Clash of Kings (CoK) (列王的纷争 (Liè wáng de fēnzhēng)) is a Chinese mobile massively multiplayer online strategy game developed and published by Elex Tech in 2012. The game has been one of the top grossing apps on the App Store (iOS) and Google Play since its release. The game was downloaded more than 65 million times during its first year on the market. The game used to be playable at Facebook platform with shared cross-platform data until the Adobe Flash support was discontinued.

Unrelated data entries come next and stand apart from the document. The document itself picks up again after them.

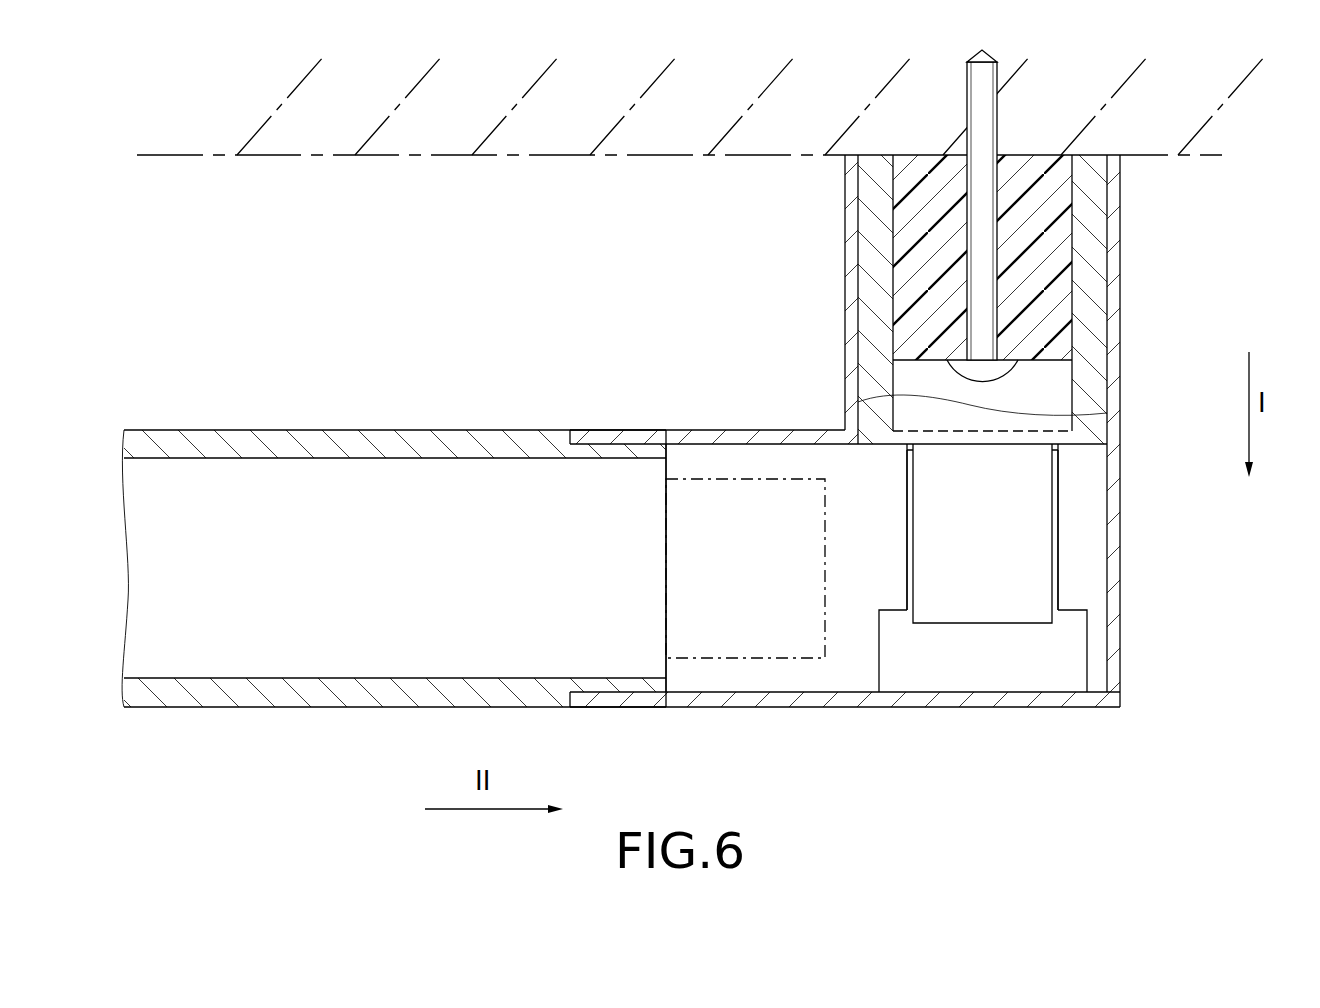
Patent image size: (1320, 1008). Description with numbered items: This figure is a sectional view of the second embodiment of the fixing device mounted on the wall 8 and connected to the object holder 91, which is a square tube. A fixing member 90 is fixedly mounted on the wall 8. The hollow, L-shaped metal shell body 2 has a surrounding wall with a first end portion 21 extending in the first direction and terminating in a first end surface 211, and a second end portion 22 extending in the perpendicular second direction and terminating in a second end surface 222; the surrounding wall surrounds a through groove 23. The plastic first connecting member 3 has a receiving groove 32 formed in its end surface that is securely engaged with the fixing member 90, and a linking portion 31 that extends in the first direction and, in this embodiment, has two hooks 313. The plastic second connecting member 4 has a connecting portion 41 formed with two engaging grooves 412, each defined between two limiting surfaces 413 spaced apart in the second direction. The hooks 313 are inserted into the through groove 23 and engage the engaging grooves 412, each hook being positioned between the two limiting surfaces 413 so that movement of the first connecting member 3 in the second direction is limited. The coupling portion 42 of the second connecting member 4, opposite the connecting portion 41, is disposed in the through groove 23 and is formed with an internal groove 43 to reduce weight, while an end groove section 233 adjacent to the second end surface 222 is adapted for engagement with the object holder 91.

The shell body 2 is at (910, 463).
The first end portion 21 is at (1005, 296).
The first end surface 211 is at (1108, 150).
The second end portion 22 is at (838, 388).
The second end surface 222 is at (580, 432).
The through groove 23 is at (1095, 531).
The end groove section 233 is at (612, 691).
The first connecting member 3 is at (1029, 299).
The linking portion 31 is at (1005, 616).
The hooks 313 is at (1012, 593).
The receiving groove 32 is at (1047, 386).
The second connecting member 4 is at (973, 562).
The connecting portion 41 is at (1080, 661).
The engaging grooves 412 is at (1067, 665).
The limiting surfaces 413 is at (1053, 492).
The coupling portion 42 is at (736, 680).
The internal groove 43 is at (790, 620).
The wall 8 is at (442, 172).
The fixing member 90 is at (1033, 148).
The object holder 91 is at (232, 712).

==Celebrity endorsements==
The game's most notable celebrity endorsement is probably Manchester United's star midfielder Bastian Schweinsteiger. Other celebrity endorsements include Korean pop star Hani, Korean actor and actress So Ji-sub and Son Ye-jin, Chinese-American singer Wang Leehom, and Japanese actor Yōsuke Kubozuka.

== Ban in India ==
In June 2020, the Government of India banned Clash of Kings with 58 other Chinese origin apps, including TikTok, citing data and privacy issues. The border tensions in 2020 between India and China might have also played a role in the ban.